Is it possible that an abortion might be an act of love? I could make a very good case for it. I could make a case that maintains that a pregnant woman loves her "child" too much to allow it to be born without arms or legs. Or addicted to crack, infected by AIDS, and such.


'Love' as it is understood here is irrational and emotionally subjective and thus it has potential for distortion or evil. In our fidelity to reason we love our children as they are (i.e. as God created them), we do not destroy them because they have inherited maladies from the creation.

I can understand and even agree that God does not like abortion. I can even more certainly understand that my God could easily forgive a woman for having one. Very easily.

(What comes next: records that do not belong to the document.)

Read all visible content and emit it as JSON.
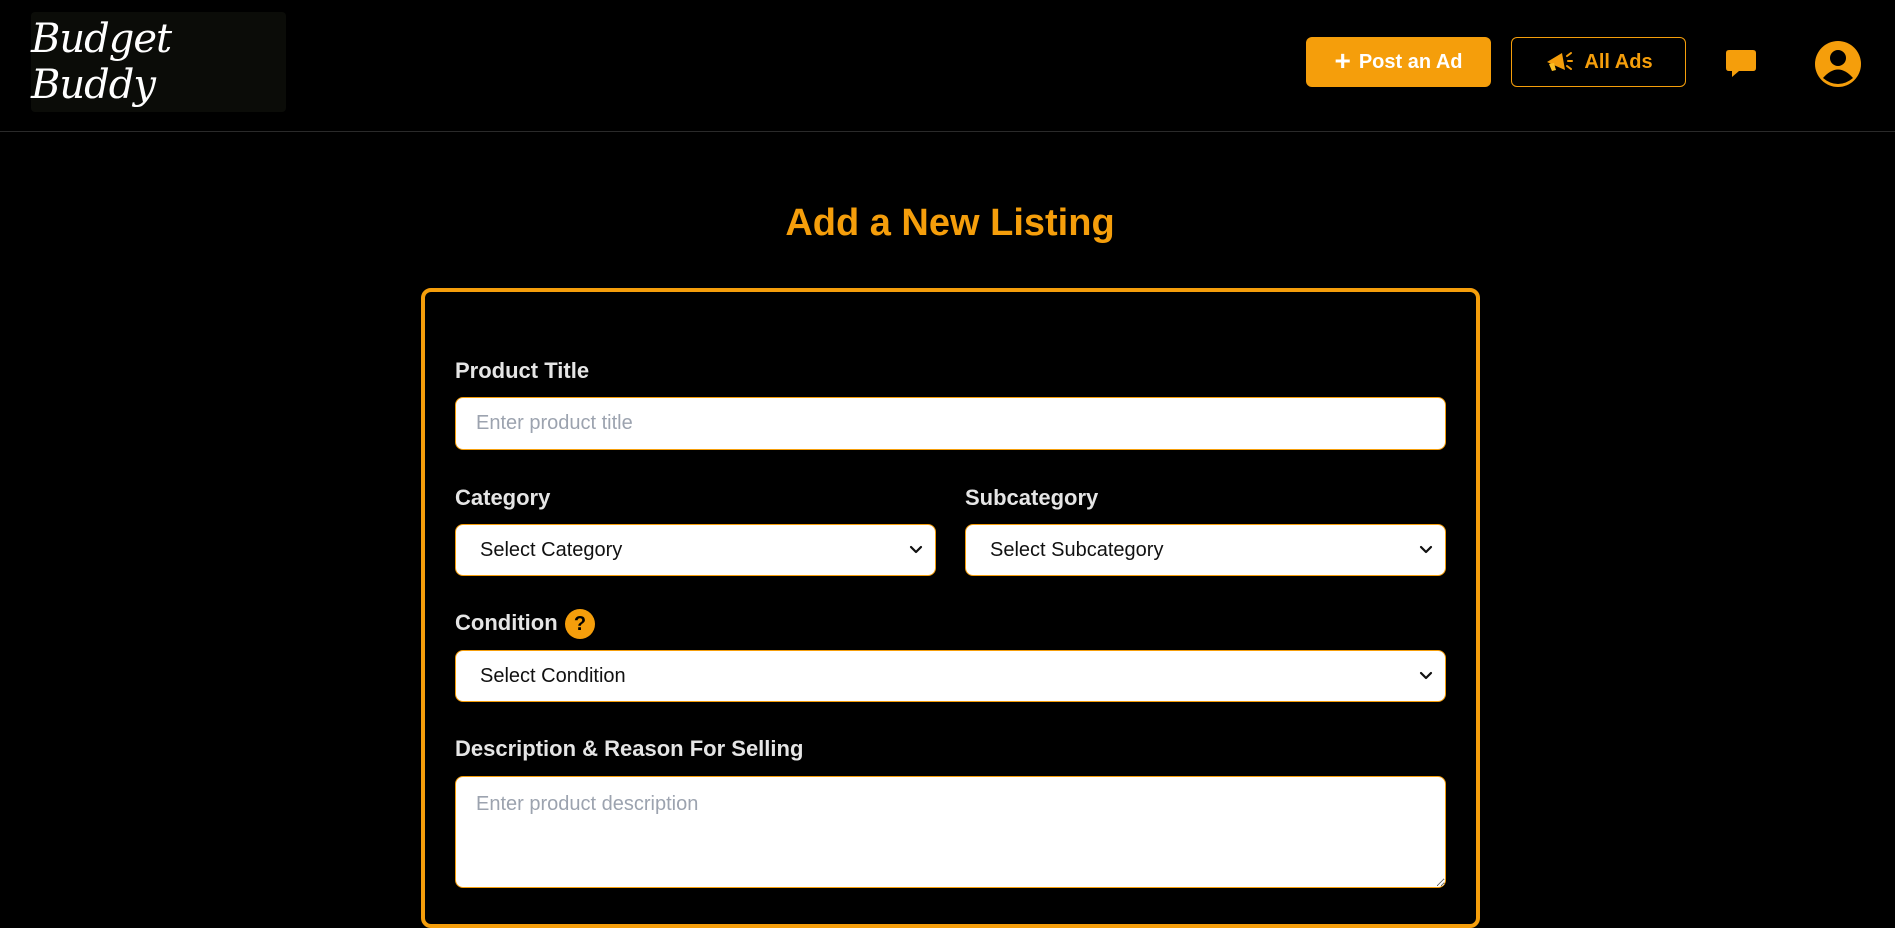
{
  "header": {
    "logo_text": "Budget Buddy",
    "post_ad_label": "Post an Ad",
    "all_ads_label": "All Ads"
  },
  "page": {
    "title": "Add a New Listing"
  },
  "form": {
    "product_title": {
      "label": "Product Title",
      "placeholder": "Enter product title",
      "value": ""
    },
    "category": {
      "label": "Category",
      "selected": "Select Category"
    },
    "subcategory": {
      "label": "Subcategory",
      "selected": "Select Subcategory"
    },
    "condition": {
      "label": "Condition",
      "help_glyph": "?",
      "selected": "Select Condition"
    },
    "description": {
      "label": "Description & Reason For Selling",
      "placeholder": "Enter product description",
      "value": ""
    }
  },
  "icons": {
    "plus": "plus-icon",
    "megaphone": "megaphone-icon",
    "chat": "chat-bubble-icon",
    "user": "user-account-icon",
    "chevron": "chevron-down-icon",
    "help": "help-icon"
  },
  "colors": {
    "accent": "#f59e0b",
    "background": "#000000",
    "label_text": "#e5e5e5",
    "input_bg": "#ffffff",
    "placeholder": "#9ca3af"
  }
}
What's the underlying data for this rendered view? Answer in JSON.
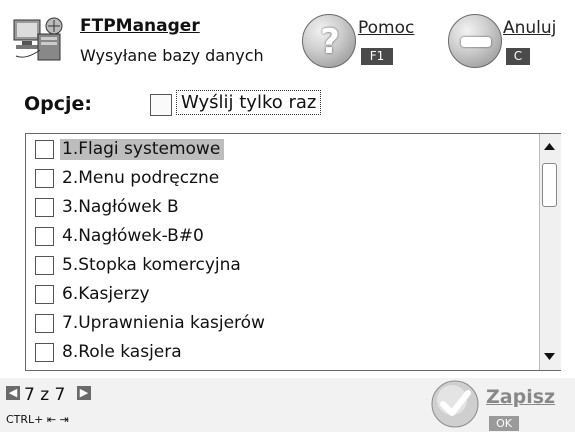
{
  "header": {
    "title": "FTPManager",
    "subtitle": "Wysyłane bazy danych",
    "help": {
      "label": "Pomoc",
      "key": "F1"
    },
    "cancel": {
      "label": "Anuluj",
      "key": "C"
    }
  },
  "options": {
    "label": "Opcje:",
    "send_once_label": "Wyślij tylko raz",
    "send_once_checked": false
  },
  "list": {
    "items": [
      {
        "label": "1.Flagi systemowe",
        "checked": false,
        "selected": true
      },
      {
        "label": "2.Menu podręczne",
        "checked": false,
        "selected": false
      },
      {
        "label": "3.Nagłówek B",
        "checked": false,
        "selected": false
      },
      {
        "label": "4.Nagłówek-B#0",
        "checked": false,
        "selected": false
      },
      {
        "label": "5.Stopka komercyjna",
        "checked": false,
        "selected": false
      },
      {
        "label": "6.Kasjerzy",
        "checked": false,
        "selected": false
      },
      {
        "label": "7.Uprawnienia kasjerów",
        "checked": false,
        "selected": false
      },
      {
        "label": "8.Role kasjera",
        "checked": false,
        "selected": false
      }
    ]
  },
  "footer": {
    "page": "7 z 7",
    "shortcut": "CTRL+ ⇤ ⇥",
    "save": {
      "label": "Zapisz",
      "key": "OK"
    }
  },
  "icons": {
    "app": "computer-network-icon",
    "help": "question-icon",
    "cancel": "minus-icon",
    "prev": "arrow-left-icon",
    "next": "arrow-right-icon",
    "save": "checkmark-icon",
    "scroll_up": "triangle-up-icon",
    "scroll_down": "triangle-down-icon"
  },
  "colors": {
    "selection": "#bdbdbd",
    "key_badge": "#4a4a4a"
  }
}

Sure. The Church teaches that if one's contrition is sincere, then there is no sin that is not pardonable by God other than to despair in God's capacity for mercy. But this does not mean that the Christian is permitted to ignore the unjustness of abortion, let alone actively condone it.
#14733589
Stormsmith, you are relying on the same distortion of Augustine as Nancy Pelosi did a few years ago, namely his commentary on Exodus 21:22. The teaching faculty of the Church takes into account that this verse clearly calls for the protection of the unborn and that Augustine did not intend to abrogate it: "If men fight, and hurt a woman with child, so that she gives birth prematurely (a live birth, yatza in Hebrew, thus not a miscarriage which would require the verb to be accompanied by some form of muth, meaning to die), yet no harm follows, he shall surely be punished accordingly as the woman's husband imposes on him; and he shall pay as the judges determine." Because we can say with certainty that Augustine was not abrogating the Mosaic teaching on the matter (or the teachings of the ancient church derived from the Didache, which explicitly prohibit abortion and infanticide), we must conclude that the attempt to use Augustine's writing in such a manner to justify abortion is clearly erroneous.
#14733613
Pro-Choice.

I am also pro-life(to a degree). Adoption should be encouraged, but in the end it's up to the woman, since she's the one in charge of her own body.
#14733614
No, women in traditional society are a possession of men, thus the fruits' of her production are also a property of men. Therefore logically we decide if a woman is to carry a child or not.

A woman's body belongs to her husband.
#14733615
Albert wrote:No, women in traditional society are a possession of men, thus the fruits' of her production are also a property of men. Therefore logically we decide if a woman is to carry a child or not.

A woman's body belongs to her husband.


This is a very Mohammedan view. Our bodies belong to God.